A wise man once told me something along the lines of this when I needed to hear it most. May not work for everyone, but it worked for me: You can have one of two attitudes about life: 1.) You play the cards you’re dealt. You take what life gives you and try to make the best hand out of it. Sometimes you take the house, sometimes the house takes you. 2.) You deal your own cards. You can’t always deal a winning hand, otherwise we’d all be billionaires sipping champagne from the deck of our yachts, but at least you don’t have to sit back and take what life gives you. Use this setback as motivation to be a dealer, not the guy getting 16 against the dealer’s King. If it were easy everybody would do it, but it isn’t hard enough that no one can do it.

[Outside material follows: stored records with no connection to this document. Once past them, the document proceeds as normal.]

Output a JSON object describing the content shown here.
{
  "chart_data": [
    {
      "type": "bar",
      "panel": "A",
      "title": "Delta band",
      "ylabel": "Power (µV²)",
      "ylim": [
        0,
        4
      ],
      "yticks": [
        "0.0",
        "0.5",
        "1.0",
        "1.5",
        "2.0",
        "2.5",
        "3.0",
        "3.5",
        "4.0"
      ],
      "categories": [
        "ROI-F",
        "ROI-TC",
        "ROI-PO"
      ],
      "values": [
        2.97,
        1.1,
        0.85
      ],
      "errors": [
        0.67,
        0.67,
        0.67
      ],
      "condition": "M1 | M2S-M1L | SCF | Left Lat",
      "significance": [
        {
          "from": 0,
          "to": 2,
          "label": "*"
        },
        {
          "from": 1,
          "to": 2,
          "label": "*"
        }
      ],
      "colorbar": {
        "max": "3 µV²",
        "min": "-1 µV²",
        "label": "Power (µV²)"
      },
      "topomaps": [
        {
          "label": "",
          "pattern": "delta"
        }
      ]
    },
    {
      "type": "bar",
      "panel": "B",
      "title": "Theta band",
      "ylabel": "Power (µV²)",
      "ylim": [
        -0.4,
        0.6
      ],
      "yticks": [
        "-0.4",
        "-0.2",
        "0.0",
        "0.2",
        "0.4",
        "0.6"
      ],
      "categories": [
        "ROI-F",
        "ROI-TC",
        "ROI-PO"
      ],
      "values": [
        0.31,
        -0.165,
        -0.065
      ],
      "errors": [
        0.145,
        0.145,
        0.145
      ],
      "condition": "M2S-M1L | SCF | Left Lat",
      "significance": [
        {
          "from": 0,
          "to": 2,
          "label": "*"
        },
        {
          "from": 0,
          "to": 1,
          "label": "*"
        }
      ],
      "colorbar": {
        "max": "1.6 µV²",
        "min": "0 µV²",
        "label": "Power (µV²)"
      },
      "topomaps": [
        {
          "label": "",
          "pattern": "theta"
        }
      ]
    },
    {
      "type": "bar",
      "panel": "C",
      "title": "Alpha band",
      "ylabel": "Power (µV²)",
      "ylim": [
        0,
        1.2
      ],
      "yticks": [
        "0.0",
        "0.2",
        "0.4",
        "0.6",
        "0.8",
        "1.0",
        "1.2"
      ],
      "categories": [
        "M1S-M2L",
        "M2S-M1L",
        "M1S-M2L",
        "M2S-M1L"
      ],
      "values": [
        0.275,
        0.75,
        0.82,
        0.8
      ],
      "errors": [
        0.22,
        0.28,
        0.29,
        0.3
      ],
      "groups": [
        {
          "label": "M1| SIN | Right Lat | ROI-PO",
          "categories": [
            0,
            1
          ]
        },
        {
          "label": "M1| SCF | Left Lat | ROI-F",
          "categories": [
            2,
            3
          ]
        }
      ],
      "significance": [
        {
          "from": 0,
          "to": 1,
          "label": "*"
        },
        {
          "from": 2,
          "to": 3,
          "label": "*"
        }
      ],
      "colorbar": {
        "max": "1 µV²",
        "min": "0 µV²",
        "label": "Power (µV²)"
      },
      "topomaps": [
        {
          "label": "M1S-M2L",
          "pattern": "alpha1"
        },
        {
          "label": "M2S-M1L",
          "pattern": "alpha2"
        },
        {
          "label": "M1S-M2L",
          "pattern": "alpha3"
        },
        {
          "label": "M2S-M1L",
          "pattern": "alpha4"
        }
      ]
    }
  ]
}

To quote the great Wayne Gretzky, "You will always miss 100% of the shots you don't take" Tell him to get some new apps out, maybe consider a career change towards something more like "fun" rather than "work" and you know the rest of that saying "then you will never work a day in your life" Take some "shots" at employment he would consider fun and would have never previously considered.
My father did two things when times were tough. Multiple lay-offs over the years than after divorcing my mother. 1) get up, get dressed in decent clothes everyday regardless of the activities. 2)cook a tasty meal every night. Sounds so simple but always seemed like good advice.
Stinny, he needs to know that the priorities are 1) A strong circle of family (we already know he has this) and friends to support you. 2) Health- If you have your health, it is a great day no matter what. 3) Things like jobs are never a sure thing. If you are ambitious and willing to be flexible, you will find something that will pay off. If your not afraid to work, YOU WILL survive. He may have to defer to something else for a while but eventually he will find his nitch in the job market. The most important thing is to stay active and stay positive.
Most of us have had a few job issues over the years, especially with stiff domestic and global competition, business changes more quickly than ever. I see very good people laid off or downsized through no fault of there own all the time. It's almost inevitable that people have multiple companies that they will work for in their careers. How someone deals with these changes and overcomes them to move on to an even better job and company is the key in viewing the situation at hand. I would be putting my faith in God to watch over him and his family through this time and to give him the strength and perserverience to take this challenge head on, with a positive outlook and with a vengeance to succeed. Everything we do in life is a learning experience for our next chapter in life. He has a great opportunity to improve his life by finding the next job/career that will be rewarding for him and his family. Many, many times these forced job changes result in someone saying, "looking back that was the best thing that ever happened to me.... "
My thoughts are with you and your family. Laid off is a bummer for sure. My kids have been through it. They are back up and running. Daughter in law finished college a year ago, still hasn't found work. If your son is like you, he will get through this. Slim pick'ins out there but there is work.